Procédant par cycles et séquences, comme il en a l'habitude depuis son ouverture, le Mamco inaugurait hier soir le quatrième épisode de «Vivement 2002!» Et comme d'habitude, cela met en jeu aussi bien des amendements à des accrochages existants, que des réaménagements complets ou de nouvelles présentations. Ces changements proposent 27 salles inédites. Ce qui fait de cette institution l'une des plus effervescentes de la région. Et l'une de celles qui ne craint pas de multiplier les contacts avec les jeunes générations, puisque de plus en plus sa cellule pédagogique invite aussi bien des élèves des écoles d'art que des apprentis aux «animations» organisées autour des présentations.

Huit nouvelles expositions monographiques sont à l'affiche, consacrées à Marcia Hafif, Pascal Pinaud, Julia Ventura, Natacha Lesueur, J.D.'Okhai Ojeikere, Stéphane Albert, Paul Noble et Pierre Huyghe. La plupart des travaux ont cette fois-ci trait à la peinture, au dessin, à la photographie, et au film d'animation. L'accrochage le plus important rassemble les peintures de la période italienne (1961-1969) de l'Américaine Marcia Hafif, née en Californie en 1929, et toujours bien vivante.

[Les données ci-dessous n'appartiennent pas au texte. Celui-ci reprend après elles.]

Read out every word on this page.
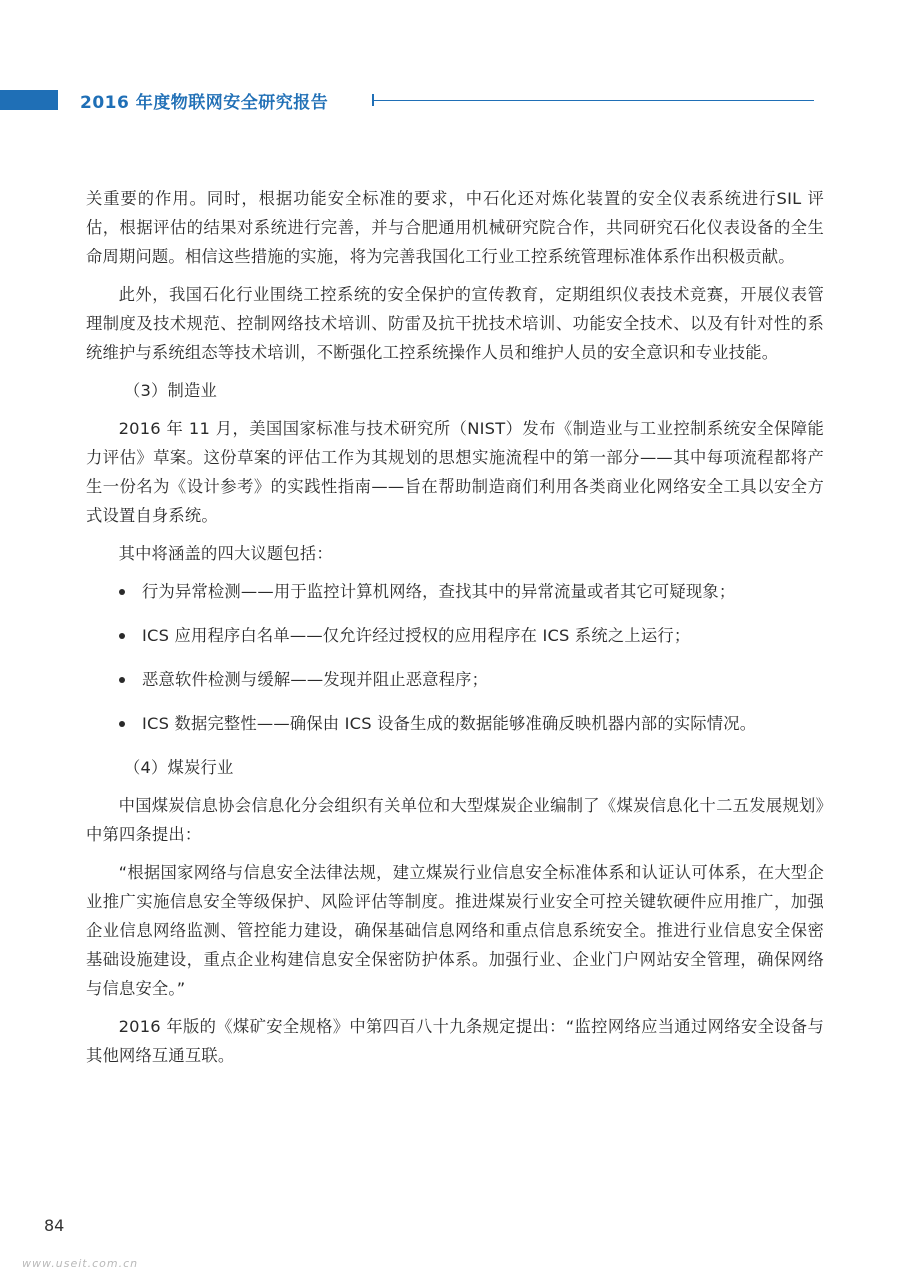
2016 年度物联网安全研究报告

关重要的作用。同时，根据功能安全标准的要求，中石化还对炼化装置的安全仪表系统进行SIL 评估，根据评估的结果对系统进行完善，并与合肥通用机械研究院合作，共同研究石化仪表设备的全生命周期问题。相信这些措施的实施，将为完善我国化工行业工控系统管理标准体系作出积极贡献。

此外，我国石化行业围绕工控系统的安全保护的宣传教育，定期组织仪表技术竞赛，开展仪表管理制度及技术规范、控制网络技术培训、防雷及抗干扰技术培训、功能安全技术、以及有针对性的系统维护与系统组态等技术培训，不断强化工控系统操作人员和维护人员的安全意识和专业技能。

（3）制造业

2016 年 11 月，美国国家标准与技术研究所（NIST）发布《制造业与工业控制系统安全保障能力评估》草案。这份草案的评估工作为其规划的思想实施流程中的第一部分——其中每项流程都将产生一份名为《设计参考》的实践性指南——旨在帮助制造商们利用各类商业化网络安全工具以安全方式设置自身系统。

其中将涵盖的四大议题包括：

行为异常检测——用于监控计算机网络，查找其中的异常流量或者其它可疑现象；
ICS 应用程序白名单——仅允许经过授权的应用程序在 ICS 系统之上运行；
恶意软件检测与缓解——发现并阻止恶意程序；
ICS 数据完整性——确保由 ICS 设备生成的数据能够准确反映机器内部的实际情况。

（4）煤炭行业

中国煤炭信息协会信息化分会组织有关单位和大型煤炭企业编制了《煤炭信息化十二五发展规划》中第四条提出：

“根据国家网络与信息安全法律法规，建立煤炭行业信息安全标准体系和认证认可体系，在大型企业推广实施信息安全等级保护、风险评估等制度。推进煤炭行业安全可控关键软硬件应用推广，加强企业信息网络监测、管控能力建设，确保基础信息网络和重点信息系统安全。推进行业信息安全保密基础设施建设，重点企业构建信息安全保密防护体系。加强行业、企业门户网站安全管理，确保网络与信息安全。”

2016 年版的《煤矿安全规格》中第四百八十九条规定提出：“监控网络应当通过网络安全设备与其他网络互通互联。

84
www.useit.com.cn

La formation de cette artiste s'est faite au cours des années 1950, dans le contexte de l'Abstract Expressionnism et de sa gestualité qui dominaient alors. On en voit encore des traces dans certains dessins de Marcia Hafif. Mais la situation, lorsqu'elle décide de faire son tour d'Europe et de partir pour l'Italie, est déjà à la réaction. Avec les peintures en sobres aplats et aux contours délimités des tenants du mouvement Hard Edge, qui n'est pas sans influence sur Marcia Hafif. Quand l'artiste sera de retour aux Etats-Unis, après presque une décennie passée en Europe, elle optera définitivement pour la primauté de la couleur et en particulier pour la voie du monochrome.

Mais entre-temps, en Europe, son art relativement construit et radical va s'adoucir au contact des formes et lumières rencontrées en Europe. Les peintures de cette période, cependant, resteront consignées en Europe. Et Marcia Hafif elle-même ne les a redécouvertes que depuis trois ou quatre ans. Cette exposition est une manière de les tirer de leur hibernation.

D'autant qu'elles ont un intérêt certain. Pour Christian Bernard, directeur du Mamco, elles soulignent un pan «instructif de l'ensemble des problèmes et contradictions de la peinture américaine des années 1960», qui ne se résoudra qu'avec le passage au minimalisme et à la monochromie. Et que Marcia Hafif solutionne alors à sa manière en restant hantée par l'image; image du corps, fragments de corps ou éléments de paysages. «Ça a toutes les apparences d'une peinture abstraite, dit Christian Bernard, mais ce n'est pas de la peinture abstraite.»